Halfway through the seven magical and impossible-to-put-down Harry Potter books (I’d spend hours locked in the bathroom, my favorite reading place, ripping through these things multiple times), I decided to see the first film in the theater: all was ruined. Hagrid was much shorter than I envisioned, the headmaster more twinkly eyed, and Professor McGonagall not Maggie Smith. No offense, Dame Smith. You were fantastic in Hook.

Also, let’s make this happen.

Recently, it’s been all I can do to refrain from watching Game of Thrones. Having finished the first book, I’d be safe watching the first season, but, as with the otherwise exceptional Harry Potter films, I’d lose all the imagery and character development I ascertained from the books. Although they did capture Snape EXACTLY as I had pictured in my mind.

This September, those who fear films shattering their carefully constructed characters (unavoidable alliteration, sorry), including myself, will have to make the decision when Bill Bryson’s A Walk in the Woods goes to the screen.

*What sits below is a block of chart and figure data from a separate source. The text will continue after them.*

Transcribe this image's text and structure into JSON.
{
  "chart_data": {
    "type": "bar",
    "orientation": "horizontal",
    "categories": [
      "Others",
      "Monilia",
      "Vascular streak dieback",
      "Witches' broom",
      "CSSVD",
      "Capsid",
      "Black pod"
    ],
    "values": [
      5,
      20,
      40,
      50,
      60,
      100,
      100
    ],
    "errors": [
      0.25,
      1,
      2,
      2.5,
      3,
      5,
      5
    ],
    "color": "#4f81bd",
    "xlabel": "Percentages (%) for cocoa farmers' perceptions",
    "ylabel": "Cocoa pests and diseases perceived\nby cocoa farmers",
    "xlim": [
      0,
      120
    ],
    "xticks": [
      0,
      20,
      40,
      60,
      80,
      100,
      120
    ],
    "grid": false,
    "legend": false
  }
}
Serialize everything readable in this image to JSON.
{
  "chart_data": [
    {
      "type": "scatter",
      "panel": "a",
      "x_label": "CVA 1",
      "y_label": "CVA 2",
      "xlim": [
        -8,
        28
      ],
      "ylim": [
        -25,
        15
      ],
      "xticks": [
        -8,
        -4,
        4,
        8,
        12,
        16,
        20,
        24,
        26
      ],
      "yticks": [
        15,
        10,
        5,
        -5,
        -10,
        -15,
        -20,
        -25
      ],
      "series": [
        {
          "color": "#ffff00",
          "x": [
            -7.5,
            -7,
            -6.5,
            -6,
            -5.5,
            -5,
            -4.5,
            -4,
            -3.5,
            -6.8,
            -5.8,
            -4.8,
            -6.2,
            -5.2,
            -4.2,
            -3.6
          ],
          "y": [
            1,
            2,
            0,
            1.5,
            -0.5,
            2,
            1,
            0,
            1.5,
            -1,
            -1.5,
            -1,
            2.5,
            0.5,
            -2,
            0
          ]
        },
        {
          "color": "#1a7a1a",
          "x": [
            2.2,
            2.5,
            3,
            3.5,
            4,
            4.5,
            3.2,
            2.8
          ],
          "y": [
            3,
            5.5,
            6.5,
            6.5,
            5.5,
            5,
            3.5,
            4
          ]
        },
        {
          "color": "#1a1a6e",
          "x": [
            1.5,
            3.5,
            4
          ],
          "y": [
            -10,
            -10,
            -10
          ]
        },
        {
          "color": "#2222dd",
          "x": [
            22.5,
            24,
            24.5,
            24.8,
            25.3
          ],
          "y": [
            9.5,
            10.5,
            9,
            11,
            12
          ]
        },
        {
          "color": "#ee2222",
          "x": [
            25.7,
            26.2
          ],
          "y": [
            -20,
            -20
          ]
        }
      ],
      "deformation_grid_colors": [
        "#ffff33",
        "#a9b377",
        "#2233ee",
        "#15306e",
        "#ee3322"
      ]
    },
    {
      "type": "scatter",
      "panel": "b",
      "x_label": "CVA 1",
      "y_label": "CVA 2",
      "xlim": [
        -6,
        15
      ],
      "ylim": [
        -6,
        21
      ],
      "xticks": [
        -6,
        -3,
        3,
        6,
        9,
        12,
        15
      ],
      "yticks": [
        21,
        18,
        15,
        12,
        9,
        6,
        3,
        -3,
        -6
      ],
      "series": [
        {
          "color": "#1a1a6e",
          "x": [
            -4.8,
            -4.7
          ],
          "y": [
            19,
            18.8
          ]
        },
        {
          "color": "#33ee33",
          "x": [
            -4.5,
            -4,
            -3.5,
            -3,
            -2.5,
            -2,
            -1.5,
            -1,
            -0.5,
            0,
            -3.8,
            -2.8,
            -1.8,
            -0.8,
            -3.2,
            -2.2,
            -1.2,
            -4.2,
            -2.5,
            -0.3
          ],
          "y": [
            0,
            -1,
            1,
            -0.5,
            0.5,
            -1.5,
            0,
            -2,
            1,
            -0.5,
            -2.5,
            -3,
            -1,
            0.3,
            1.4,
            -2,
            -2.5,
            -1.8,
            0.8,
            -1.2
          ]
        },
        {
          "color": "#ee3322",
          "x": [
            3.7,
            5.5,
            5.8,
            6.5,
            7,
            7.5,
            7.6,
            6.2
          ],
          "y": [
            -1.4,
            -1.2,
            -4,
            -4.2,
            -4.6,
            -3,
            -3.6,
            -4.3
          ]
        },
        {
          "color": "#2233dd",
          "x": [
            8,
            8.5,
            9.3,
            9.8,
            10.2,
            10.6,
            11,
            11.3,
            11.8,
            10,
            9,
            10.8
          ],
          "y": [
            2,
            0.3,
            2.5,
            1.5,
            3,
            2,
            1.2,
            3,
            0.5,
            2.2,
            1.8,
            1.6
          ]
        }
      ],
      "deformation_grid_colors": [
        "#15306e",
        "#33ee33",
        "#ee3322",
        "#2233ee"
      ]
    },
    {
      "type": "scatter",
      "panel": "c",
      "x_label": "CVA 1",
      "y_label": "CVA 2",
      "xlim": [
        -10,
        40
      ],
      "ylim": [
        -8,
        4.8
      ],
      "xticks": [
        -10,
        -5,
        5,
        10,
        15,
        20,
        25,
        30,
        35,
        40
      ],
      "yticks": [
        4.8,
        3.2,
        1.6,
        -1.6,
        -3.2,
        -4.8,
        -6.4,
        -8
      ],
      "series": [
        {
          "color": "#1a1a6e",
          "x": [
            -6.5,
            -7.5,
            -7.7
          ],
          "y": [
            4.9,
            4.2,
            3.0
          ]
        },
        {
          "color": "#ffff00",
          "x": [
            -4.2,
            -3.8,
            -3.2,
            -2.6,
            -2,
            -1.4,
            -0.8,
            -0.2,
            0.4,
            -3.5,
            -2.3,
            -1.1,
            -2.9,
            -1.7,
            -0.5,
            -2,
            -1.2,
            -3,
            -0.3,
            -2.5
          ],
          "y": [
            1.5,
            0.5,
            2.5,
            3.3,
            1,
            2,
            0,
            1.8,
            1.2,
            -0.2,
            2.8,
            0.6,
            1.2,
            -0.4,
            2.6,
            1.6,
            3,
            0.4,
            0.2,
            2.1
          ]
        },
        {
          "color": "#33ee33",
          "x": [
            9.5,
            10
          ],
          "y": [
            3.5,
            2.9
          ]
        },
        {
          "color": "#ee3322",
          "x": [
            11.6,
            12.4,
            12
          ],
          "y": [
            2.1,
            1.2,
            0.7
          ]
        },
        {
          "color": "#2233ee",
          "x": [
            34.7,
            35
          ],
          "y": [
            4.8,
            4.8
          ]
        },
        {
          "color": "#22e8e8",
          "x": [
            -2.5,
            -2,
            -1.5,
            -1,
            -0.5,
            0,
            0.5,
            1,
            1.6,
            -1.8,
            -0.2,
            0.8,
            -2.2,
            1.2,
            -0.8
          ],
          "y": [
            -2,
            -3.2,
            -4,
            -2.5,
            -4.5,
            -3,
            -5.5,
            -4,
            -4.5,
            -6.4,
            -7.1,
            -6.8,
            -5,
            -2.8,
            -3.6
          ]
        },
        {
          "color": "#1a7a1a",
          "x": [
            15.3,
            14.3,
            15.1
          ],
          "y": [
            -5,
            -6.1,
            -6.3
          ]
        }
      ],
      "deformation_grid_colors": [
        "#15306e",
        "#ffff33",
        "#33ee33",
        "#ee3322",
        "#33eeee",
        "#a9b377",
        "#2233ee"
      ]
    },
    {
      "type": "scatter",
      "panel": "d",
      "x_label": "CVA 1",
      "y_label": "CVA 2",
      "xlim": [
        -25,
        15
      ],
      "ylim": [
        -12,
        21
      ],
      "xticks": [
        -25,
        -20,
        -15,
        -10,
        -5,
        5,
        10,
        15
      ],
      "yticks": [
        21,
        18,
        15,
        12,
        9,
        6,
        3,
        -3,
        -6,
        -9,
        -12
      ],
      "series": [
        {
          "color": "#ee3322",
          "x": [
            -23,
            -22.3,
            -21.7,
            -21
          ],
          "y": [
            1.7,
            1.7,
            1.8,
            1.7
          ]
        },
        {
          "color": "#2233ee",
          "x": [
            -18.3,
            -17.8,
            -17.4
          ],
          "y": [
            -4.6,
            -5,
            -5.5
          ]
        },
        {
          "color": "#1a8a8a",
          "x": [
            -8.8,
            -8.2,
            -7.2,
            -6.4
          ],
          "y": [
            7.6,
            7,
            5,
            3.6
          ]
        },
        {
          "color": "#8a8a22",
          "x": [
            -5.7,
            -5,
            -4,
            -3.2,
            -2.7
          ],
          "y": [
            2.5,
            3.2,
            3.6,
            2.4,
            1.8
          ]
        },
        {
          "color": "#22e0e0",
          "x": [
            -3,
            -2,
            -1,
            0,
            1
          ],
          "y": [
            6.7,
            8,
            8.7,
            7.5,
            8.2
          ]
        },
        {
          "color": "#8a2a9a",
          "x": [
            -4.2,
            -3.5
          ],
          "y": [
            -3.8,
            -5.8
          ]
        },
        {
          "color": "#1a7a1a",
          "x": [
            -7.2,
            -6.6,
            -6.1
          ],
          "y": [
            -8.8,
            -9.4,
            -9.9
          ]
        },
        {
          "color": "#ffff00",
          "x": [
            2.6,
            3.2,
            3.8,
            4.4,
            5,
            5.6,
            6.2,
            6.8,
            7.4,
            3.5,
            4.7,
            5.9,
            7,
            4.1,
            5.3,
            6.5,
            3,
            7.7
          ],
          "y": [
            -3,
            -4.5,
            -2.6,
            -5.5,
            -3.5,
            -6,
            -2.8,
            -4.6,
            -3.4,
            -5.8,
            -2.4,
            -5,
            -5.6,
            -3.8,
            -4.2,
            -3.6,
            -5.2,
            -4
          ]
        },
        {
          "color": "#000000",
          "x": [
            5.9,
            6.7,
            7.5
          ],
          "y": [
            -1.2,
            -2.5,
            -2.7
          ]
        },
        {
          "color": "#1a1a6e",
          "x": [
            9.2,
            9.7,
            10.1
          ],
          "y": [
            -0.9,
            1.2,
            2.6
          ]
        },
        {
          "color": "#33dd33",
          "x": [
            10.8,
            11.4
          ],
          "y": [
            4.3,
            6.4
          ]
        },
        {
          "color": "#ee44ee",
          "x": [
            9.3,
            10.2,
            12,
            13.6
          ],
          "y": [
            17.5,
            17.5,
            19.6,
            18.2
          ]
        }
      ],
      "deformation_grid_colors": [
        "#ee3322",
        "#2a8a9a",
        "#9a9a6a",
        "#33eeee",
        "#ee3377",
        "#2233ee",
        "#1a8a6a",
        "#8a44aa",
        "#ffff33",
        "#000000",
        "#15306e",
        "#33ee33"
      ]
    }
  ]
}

Robert Redford will play Bryson, while (and more believable in my opinion, though I’m hoping to be proven wrong) Bryson’s kvetching hiking companion, Stephen Katz, will be played by Nick Nolte. The storyline has the pair attempting to hike the 2,200-mile Appalachian Trail cutting northeast from Georgia to Maine.

Bryson’s short travelogue is compactly packed as always with the more interesting historical and intriguing tidbits about the Trail and the small towns in its path.

What sets A Walk in the Woods apart from Bryson’s other books, such as At Home and The Mother Tongue, is its attempt (and success, I think) at capturing the dynamic between Bryson and Katz as well as the whole idea of travel and everything that come with it: dreadful wrong turns upturning an itinerary (like missing a destination by a half a mile and ending up hiking nonstop for nine hours), heart-palpitating dangerous situations, dashed hopes and failures, mental fatigue (“I’m finally here and I should look around, but I really just want to hole up in a comfy hotel room with a tv”), mind battles (“Why am I doing this again?”), and the mixed feelings of accomplishment (“I’m gonna do this again next year!”).

Which may adversely leading to some adopting the Bernard Black philosophy on life.

Which may adversely lead to some adopting the Bernard Black philosophy on life.

The book (and fingers crossed for the movie) shows the complicated and wonderful notion of travelling, of going out into the unknown and, afterwards, hopefully having a story – good or bad – to tell. If anything, it really shows how difficult it is to find a decent travel partner.